Sie können nicht nur mit dem freien Auge, sondern auch durch ein Prisma auf so ein Regenbogenspektrum schauen. Dann werden Sie wiederum nur weißes Licht oder besser einen schmalen weißen Lichtschlitz sehen. Haben Sie aber bestimmte farbige Teile aus diesem Regenbogenspektrum entfernt, das heißt: wurde es fragmentiert, dann sehen Sie kein weißes Licht mehr, sondern ein farbiges Licht.
Das rührt daher, dass eben bestimmte Teile des Lichtes fehlen und herausgeschnitten sind. Der verbleibende Rest an spektralen Farben wird zu einer neuen farbigen Erscheinung zusammengebündelt.

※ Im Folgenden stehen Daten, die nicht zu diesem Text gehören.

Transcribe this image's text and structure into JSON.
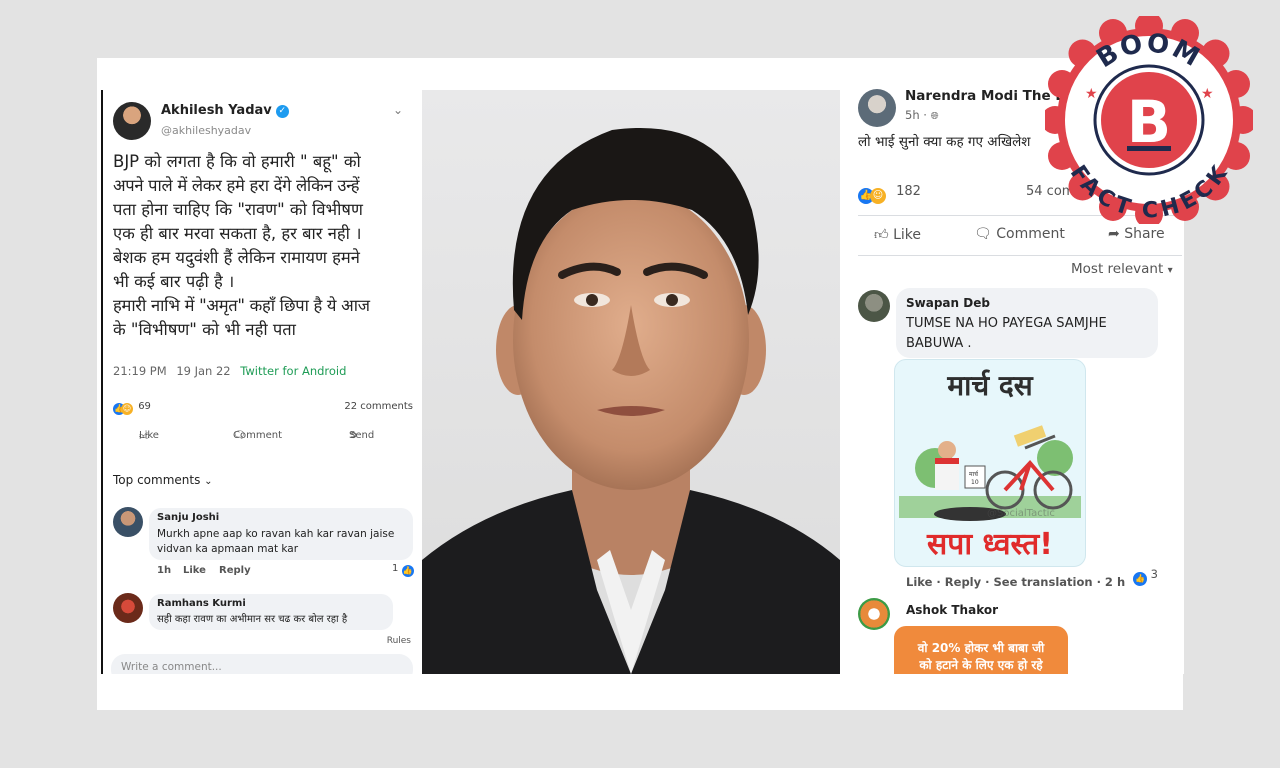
{
  "tweet": {
    "author_name": "Akhilesh Yadav",
    "handle": "@akhileshyadav",
    "lines": [
      "BJP को लगता है कि वो हमारी \" बहू\" को",
      "अपने पाले में लेकर हमे हरा देंगे लेकिन उन्हें",
      "पता होना चाहिए कि \"रावण\" को विभीषण",
      "एक ही बार मरवा सकता है, हर बार नही ।",
      "बेशक हम यदुवंशी हैं लेकिन रामायण हमने",
      "भी कई बार पढ़ी है ।",
      "हमारी नाभि में \"अमृत\" कहाँ छिपा है ये आज",
      "के \"विभीषण\" को भी नही पता"
    ],
    "time": "21:19 PM",
    "date": "19 Jan 22",
    "source": "Twitter for Android",
    "reactions_count": "69",
    "comments_count": "22 comments",
    "actions": {
      "like": "Like",
      "comment": "Comment",
      "send": "Send"
    },
    "top_comments_label": "Top comments",
    "comments": [
      {
        "name": "Sanju Joshi",
        "lines": [
          "Murkh apne aap ko ravan kah kar ravan jaise",
          "vidvan ka apmaan mat kar"
        ],
        "time": "1h",
        "like": "Like",
        "reply": "Reply",
        "count": "1"
      },
      {
        "name": "Ramhans Kurmi",
        "lines": [
          "सही कहा रावण का अभीमान सर चढ कर बोल रहा है"
        ]
      }
    ],
    "rules": "Rules",
    "write_placeholder": "Write a comment..."
  },
  "facebook": {
    "page_name": "Narendra Modi The Lo",
    "time": "5h ·",
    "post_text": "लो भाई सुनो क्या कह गए अखिलेश",
    "reactions_count": "182",
    "comments_count": "54 comm",
    "actions": {
      "like": "Like",
      "comment": "Comment",
      "share": "Share"
    },
    "sort": "Most relevant",
    "comments": [
      {
        "name": "Swapan Deb",
        "lines": [
          "TUMSE NA HO PAYEGA SAMJHE",
          "BABUWA ."
        ]
      },
      {
        "name": "Ashok Thakor"
      }
    ],
    "sticker": {
      "title": "मार्च दस",
      "caption": "सपा ध्वस्त!",
      "small_label_1": "मार्च",
      "small_label_2": "10",
      "watermark": "@SocialTactic"
    },
    "comment_meta": "Like · Reply · See translation · 2 h",
    "comment_reactions": "3",
    "orange_card_lines": [
      "वो 20% होकर भी बाबा जी",
      "को हटाने के लिए एक हो रहे"
    ]
  },
  "badge": {
    "top_text": "BOOM",
    "letter": "B",
    "bottom_text": "FACT CHECK",
    "red": "#e0434b",
    "navy": "#1f2a4d"
  },
  "icons": [
    "verified-icon",
    "chevron-down-icon",
    "like-icon",
    "comment-icon",
    "send-icon",
    "share-icon",
    "globe-icon",
    "haha-reaction-icon"
  ]
}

Kurz gesagt, das Prisma funktioniert wie eine Streu- und Sammellinse und dadurch ist es möglich, neue Farbzusammenhänge aufzubauen. Wenn Sie durch eines dieser aufgestellten Prismen durchschauen, dann werden jene farbigen Teile des spektralen Lichtes wieder zusammengezogen und gebündelt, welche vorne auf den Schablonen und weißen Feldern sichtbar geblieben sind. Die, welche nach hinten fallen, sind weggeschnitten und eben dadurch ergeben sich neue Farberscheinungen.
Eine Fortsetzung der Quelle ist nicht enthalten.